Luis Buñuel, director de Viridiana, El ángel exterminador, El discreto encanto de la burguesía, un auténtico genio (palabra devaluada por su uso banal y excesivo), decía que una vez apagada la luz en una sala cinematográfica, el espectador queda a merced de lo que emite la pantalla. No hay tiempo para la reflexión (sí, quizás, al final de la proyección), las emociones mandan. Una gran diferencia con la literatura (podemos poner pausa en la lectura, pensar, regresar), con la pintura (nos alejamos de la obra, la miramos en perspectiva) o del teatro (los actores están en tamaño real, también sus voces lo son, no hay primer plano, podemos reflexionar). Por este motivo el cine se presta también a la manipulación emocional, a que un director tramposo nos acose con golpes bajos que no tenemos tiempo de esquivar, a que se nos abrume con chantajes emotivos.
Manchester frente al mar, película con cinco nominaciones al Oscar de este año, es una muestra de cómo se puede evitar todo eso y producir una obra de profunda sensibilidad y de enorme honestidad moral. Está mil veces demostrado que estos premios se deciden a menudo por razones oportunistas, por cálculo económico o político, o incluso por torpeza para diferenciar lo artístico de la chabacanería sentimental. Cualquiera de esas razones podría llevar el premio hacia un film que no sea este, dirigido por Keneth Lonergan y protagonizado por Casey Afleck, Michelle Williams, Kyle Chandler y Lucas Hedges. Más allá de esa eventualidad Manchester es un profunda, respetuosa, serena y empática incursión en el dolor que produce la más terrible de las pérdidas: la de los seres más cercanos, más queridos y más indefensos. En este caso, pérdidas físicas y afectivas. Confieso que pocas veces he visto en el cine un acercamiento a ese dolor hecho de un modo más honesto, más comprometido y más virtuoso en el plano de la narración, puesta en escena y actuación, que en esta película.

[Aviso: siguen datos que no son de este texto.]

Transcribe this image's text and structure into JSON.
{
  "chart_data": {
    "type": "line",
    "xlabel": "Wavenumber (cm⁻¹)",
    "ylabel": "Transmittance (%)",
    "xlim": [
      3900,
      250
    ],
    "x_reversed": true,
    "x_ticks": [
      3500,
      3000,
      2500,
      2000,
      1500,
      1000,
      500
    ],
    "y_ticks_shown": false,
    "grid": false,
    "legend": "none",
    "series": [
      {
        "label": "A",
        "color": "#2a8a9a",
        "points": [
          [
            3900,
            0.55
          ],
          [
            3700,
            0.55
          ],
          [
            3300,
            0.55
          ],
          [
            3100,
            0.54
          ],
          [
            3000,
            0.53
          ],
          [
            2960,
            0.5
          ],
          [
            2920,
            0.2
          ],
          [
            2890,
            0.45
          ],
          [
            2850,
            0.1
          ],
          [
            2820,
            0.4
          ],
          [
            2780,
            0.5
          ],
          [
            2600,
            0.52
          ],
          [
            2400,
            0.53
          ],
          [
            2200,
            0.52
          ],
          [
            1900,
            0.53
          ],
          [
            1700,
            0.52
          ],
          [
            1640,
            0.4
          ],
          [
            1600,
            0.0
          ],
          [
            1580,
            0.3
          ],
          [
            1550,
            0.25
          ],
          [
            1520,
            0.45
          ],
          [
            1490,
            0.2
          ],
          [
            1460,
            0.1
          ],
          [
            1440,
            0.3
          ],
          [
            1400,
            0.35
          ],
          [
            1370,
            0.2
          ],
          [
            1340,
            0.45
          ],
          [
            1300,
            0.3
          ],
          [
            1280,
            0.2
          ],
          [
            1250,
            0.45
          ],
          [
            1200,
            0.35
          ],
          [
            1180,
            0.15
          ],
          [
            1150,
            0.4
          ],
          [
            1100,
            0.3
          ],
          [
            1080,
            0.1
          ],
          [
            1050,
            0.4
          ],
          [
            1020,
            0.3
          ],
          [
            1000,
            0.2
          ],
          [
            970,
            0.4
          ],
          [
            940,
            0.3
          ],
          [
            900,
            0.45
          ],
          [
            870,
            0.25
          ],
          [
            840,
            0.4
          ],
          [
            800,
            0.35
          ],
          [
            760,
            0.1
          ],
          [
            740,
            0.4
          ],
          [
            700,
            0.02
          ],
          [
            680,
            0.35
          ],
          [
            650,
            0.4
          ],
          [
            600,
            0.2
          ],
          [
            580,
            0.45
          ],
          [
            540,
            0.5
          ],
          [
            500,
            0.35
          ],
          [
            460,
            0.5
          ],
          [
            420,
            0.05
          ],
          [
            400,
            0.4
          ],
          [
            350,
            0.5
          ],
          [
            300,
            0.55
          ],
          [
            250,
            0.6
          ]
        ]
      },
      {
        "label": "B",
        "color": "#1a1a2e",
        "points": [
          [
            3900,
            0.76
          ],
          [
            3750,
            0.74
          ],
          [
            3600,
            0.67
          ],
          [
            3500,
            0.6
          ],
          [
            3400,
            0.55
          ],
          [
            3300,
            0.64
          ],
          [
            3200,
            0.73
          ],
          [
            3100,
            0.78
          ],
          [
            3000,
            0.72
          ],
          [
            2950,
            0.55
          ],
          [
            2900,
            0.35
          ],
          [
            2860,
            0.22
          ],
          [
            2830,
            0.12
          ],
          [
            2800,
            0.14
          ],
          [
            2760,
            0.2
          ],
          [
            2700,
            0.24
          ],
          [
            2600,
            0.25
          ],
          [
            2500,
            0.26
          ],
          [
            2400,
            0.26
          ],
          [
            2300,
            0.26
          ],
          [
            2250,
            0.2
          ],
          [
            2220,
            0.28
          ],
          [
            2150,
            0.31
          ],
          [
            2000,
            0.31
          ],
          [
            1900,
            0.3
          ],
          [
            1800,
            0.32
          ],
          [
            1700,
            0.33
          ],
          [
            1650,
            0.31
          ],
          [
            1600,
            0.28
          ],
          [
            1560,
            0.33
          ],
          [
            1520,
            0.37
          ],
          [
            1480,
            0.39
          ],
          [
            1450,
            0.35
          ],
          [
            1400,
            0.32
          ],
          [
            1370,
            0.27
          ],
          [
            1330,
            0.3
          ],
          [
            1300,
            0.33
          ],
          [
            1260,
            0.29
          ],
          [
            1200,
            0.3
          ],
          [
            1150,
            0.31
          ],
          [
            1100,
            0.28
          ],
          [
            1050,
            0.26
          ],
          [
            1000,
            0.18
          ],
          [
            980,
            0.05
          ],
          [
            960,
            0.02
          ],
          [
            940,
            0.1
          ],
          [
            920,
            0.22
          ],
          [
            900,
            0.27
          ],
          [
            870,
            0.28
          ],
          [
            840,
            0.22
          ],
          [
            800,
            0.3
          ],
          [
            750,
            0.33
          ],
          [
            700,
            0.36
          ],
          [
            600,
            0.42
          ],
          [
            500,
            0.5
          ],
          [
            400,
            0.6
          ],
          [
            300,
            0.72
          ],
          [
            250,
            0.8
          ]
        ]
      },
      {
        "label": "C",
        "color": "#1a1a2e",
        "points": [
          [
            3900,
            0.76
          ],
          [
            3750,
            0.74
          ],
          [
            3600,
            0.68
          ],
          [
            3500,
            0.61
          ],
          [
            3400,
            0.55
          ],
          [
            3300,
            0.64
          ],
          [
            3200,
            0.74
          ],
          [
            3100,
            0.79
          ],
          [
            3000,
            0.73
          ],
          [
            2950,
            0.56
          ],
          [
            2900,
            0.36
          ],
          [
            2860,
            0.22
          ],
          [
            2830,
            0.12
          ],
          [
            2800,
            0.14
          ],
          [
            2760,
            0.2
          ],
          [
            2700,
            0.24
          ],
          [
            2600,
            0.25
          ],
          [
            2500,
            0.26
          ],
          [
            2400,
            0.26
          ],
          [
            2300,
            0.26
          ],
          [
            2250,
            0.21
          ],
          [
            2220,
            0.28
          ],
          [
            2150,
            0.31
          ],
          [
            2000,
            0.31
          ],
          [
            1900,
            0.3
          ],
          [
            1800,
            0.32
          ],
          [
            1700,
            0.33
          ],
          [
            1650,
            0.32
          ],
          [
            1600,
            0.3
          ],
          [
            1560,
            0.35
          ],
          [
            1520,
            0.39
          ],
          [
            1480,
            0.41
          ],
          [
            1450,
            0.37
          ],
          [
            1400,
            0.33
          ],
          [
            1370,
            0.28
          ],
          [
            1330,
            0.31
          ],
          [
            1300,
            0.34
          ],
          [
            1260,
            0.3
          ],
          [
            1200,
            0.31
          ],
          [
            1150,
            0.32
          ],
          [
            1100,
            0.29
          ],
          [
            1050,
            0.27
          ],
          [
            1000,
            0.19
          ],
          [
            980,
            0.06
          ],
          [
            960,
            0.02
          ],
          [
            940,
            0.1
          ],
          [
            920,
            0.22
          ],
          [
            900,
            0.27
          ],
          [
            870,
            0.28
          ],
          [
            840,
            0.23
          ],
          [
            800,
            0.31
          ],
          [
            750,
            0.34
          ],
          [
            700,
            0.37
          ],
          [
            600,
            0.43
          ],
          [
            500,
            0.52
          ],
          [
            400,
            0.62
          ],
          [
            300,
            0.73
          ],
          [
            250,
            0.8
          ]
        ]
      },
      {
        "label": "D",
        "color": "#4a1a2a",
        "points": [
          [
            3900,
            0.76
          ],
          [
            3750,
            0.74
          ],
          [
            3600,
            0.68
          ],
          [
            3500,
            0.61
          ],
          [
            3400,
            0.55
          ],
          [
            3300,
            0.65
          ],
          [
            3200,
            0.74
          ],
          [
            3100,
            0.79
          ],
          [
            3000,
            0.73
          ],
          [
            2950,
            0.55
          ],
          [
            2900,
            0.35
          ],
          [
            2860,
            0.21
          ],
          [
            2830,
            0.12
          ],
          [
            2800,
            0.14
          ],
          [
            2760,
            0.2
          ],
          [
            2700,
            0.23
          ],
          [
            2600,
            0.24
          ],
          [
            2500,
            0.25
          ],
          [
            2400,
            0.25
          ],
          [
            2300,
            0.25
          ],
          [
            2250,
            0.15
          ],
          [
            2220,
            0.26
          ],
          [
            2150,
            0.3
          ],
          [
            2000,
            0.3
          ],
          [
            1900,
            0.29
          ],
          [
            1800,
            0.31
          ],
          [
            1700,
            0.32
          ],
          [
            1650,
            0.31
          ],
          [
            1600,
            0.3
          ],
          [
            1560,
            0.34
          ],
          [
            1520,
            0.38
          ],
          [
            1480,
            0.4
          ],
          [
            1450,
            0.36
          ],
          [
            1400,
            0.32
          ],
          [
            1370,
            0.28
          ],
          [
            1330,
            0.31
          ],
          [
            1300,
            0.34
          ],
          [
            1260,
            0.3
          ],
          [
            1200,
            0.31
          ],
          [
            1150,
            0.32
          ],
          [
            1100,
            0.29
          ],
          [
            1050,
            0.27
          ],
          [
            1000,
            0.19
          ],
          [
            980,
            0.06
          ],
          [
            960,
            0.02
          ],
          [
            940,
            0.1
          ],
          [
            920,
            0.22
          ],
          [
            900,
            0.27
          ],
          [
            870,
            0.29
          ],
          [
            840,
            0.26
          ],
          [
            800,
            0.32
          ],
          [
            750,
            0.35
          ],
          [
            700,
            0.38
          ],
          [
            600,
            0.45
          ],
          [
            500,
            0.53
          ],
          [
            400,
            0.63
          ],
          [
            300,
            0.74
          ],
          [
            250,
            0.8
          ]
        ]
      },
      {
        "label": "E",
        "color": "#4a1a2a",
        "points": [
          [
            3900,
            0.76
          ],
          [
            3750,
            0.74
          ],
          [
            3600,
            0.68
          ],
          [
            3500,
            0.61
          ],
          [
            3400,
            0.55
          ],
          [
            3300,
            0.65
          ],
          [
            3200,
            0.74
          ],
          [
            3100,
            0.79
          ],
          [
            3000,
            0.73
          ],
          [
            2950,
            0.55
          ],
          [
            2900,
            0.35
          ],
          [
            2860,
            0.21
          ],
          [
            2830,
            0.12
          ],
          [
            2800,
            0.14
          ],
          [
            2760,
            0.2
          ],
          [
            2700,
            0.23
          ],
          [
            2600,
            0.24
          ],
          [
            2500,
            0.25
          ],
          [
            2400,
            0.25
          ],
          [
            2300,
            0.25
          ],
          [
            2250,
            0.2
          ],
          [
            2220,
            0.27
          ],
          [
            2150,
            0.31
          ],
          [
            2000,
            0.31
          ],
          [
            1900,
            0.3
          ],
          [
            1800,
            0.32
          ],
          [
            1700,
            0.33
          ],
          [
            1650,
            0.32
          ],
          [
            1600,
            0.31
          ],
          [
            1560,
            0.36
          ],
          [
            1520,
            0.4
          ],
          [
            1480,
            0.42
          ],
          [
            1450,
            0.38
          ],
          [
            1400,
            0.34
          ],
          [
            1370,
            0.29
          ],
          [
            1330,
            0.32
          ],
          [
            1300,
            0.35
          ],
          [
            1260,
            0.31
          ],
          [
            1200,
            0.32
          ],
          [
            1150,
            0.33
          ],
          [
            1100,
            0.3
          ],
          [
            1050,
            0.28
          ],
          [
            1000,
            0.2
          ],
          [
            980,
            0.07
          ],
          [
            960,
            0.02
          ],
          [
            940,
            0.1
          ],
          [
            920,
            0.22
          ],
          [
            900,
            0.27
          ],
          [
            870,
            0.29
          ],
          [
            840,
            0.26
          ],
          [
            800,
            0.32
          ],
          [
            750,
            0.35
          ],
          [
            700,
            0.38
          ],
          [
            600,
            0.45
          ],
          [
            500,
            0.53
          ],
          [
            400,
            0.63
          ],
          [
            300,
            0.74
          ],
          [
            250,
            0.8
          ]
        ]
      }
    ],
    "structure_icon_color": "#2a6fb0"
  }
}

En la era del ¡pum para arriba!, de la liviandad como consigna, de la diversión boba e infatigable, de la superficialidad emocional, de los vínculos descartables, Manchester frente al mar es una joya rara, una piedra preciosa. El relato es pausado, no hay un solo golpe bajo (en un tema que invita a propinarlos), no hay catarsis prefabricadas, de esas en que los personajes entienden todo en un segundo y lo recitan con una sabiduría que ni por asomo mostraron en sus conductas previas, no hay esas confesiones del final que le permiten al espectador salir del cine tranquilo y listo para cenar o para la pizza, no hay redenciones utilitarias. No hay concesiones fáciles. Hay una historia real de seres reales, que pueden lo que pueden (a veces muy poco), que caminan a tientas con culpas y dolores a cuestas, que no son ni héroes, ni villanos, que se dañan sin saberlo y se aman a tientas.
Hay algo que me hizo recordar, aunque parezca insólito, a La rosa púrpura del Cairo, de Wody Allen. Y es que aquí, de veras, los personajes parecen abandonar la pantalla, echar andar por la vida real, a nuestro lado, entre nosotros, y observándolos no queda otra cosa que seguirlos en silencio, a su ritmo, respirando con ellos, recibiendo en silencioso y hospitalario silencio su padecimiento. Si alcanzan esa carnadura es porque las actuaciones de Afleck, Hedges y Williams semejan epifanías, obedecen a momentos de inspiración que solo pueden explicarse porque (especialmente Afleck) estuvieron iluminados al abordar este trabajo. Sin adelantar el argumento, quiero marcar una secuencia (la de un entierro) y una escena (la del encuentro casual y el diálogo de una pareja que circunstancias trágicas separaron tiempo atrás). Solo esas dos gemas, entre tantas, honran al lenguaje del cine como arte, a los actores como mensajeros de ese arte y al director Lonergan como un artista que, como Miguel Ángel, quitando con talento lo que sobra, deja a la vista la belleza profunda de su creación.
Si hay obras de arte que pueden dejar huellas perennes en sus espectadores y modificar algo en el interior de ellos, Manchester frente al mar es una de ellas, sin duda.